Dua Hakim Agung Tersangka Korupsi Mengajukan Praperadilan
Berita

Dua Hakim Agung Tersangka Korupsi Mengajukan Praperadilan

Jakarta, hukumonline. Genderang "perang" antara TGPK dengan tiga hakim agung tersangka korupsi kian memanas. Dua hakim agung itu, Ny. Marnis Kahar dan Hj. Supraptini Sutarto, mengajukan praperadilan ke Pengadilan Negeri (PN) Jakarta Selatan pada Selasa (19/9). Namun, TGPK yang belum menerima surat menyatakan siap menghadapi praperadilan.

Tri/Ari/APr
Bacaan 2 Menit

Alasan kuasa hukum, PP Nomor 19 Tahun 2000 yang digunakan oleh TGPK untuk melakukan penyidikan tidak dapat dilakukan karena PP tersebut hanyalah pelaksanaan dari peraturan UU tersebut yang berlaku pada 5 April 2000.

Pelaksanaan PP tersebut yang dijadikan dasar TGPK untuk melakukan penyidikan tindak pidana korupsi terhadap 3 hakim tersebut. Atas dasar tersebut, penyidikan yang dilakukan TGPK bertentangan dengan hukum Pasal 43 ayat 4 dan Pasal 27 UU Nomor 31 Tahun 1999. "Dasar penyidikan tersebut tidak sah dan tidak dapat diterima secara hukum".

TGPK belum menerima surat

Edwin Situmorang, Kepala Sekretariat TGPK, menyatakan bahwa sampai saat ini TGPK belum menerima surat dari PN Jakarta Selatan berkaitan dengan praperadilan Ny. Supraptini dan Ny. Marnis Kahar. Dua tersangka kasus dugaan tindak pidana korupsi di Mahkamah Agung yang sampai saat ini kasusnya sedang disidik oleh TGPK. "Nanti setelah diterima, TGPK akan membentuk tim untuk mempersiapkan gugatan tersebut pada sidang  25 September mendatang," ujar Edwin kepada hukumonline.

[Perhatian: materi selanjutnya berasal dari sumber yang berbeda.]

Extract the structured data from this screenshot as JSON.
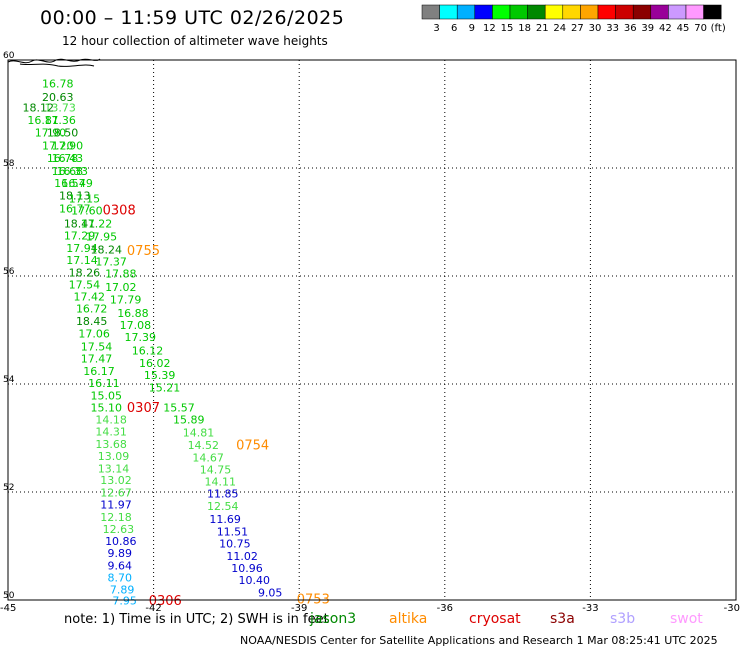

Adi Andojo, Ketua TGPK, tidak gentar menghadapi permohonan praperadilan dua hakim agung. "Kalau Ny. Suprapti dan Ny. Marnis mau mengajukan praperadilan, silakan saja. Itu hak mereka," kata Adi yang sedang berada di Bali ketika dihubungi oleh hukumonline.

Menurut Adi, kalau alasan pengajuan praperadilan adalah karena pemeriksaan yang dilakukan oleh TGPK tidak sah, hal itu tidak benar. Adi menjelaskan, pemeriksaan tersebut sah karena dilakukan berdasarkan kewenangan yang dimiliki oleh TGPK berdasarkan PP Nomor 19 Tahun 2000 yang dibentuk berdasarkan Pasal 27 UU No. 31 tahun 1999.

Adi berpendapat, alasan yang diajukan kedua tersangka tidak tepat. Kedua tersangka dalam kasus dugaan suap di MA tersebut menggunakan alasan bahwa PP Nomor 19 Tahun 2000 tersebut baru berlaku tahun 2000. Padahal kejadiannya pada 1998.

Namun menurut Adi, bagaimanapun juga akan dilihat nanti keputusan hakim. "Apakah akan mengabulkan permohonan praperadilan tersebut atau tidak," cetusnya.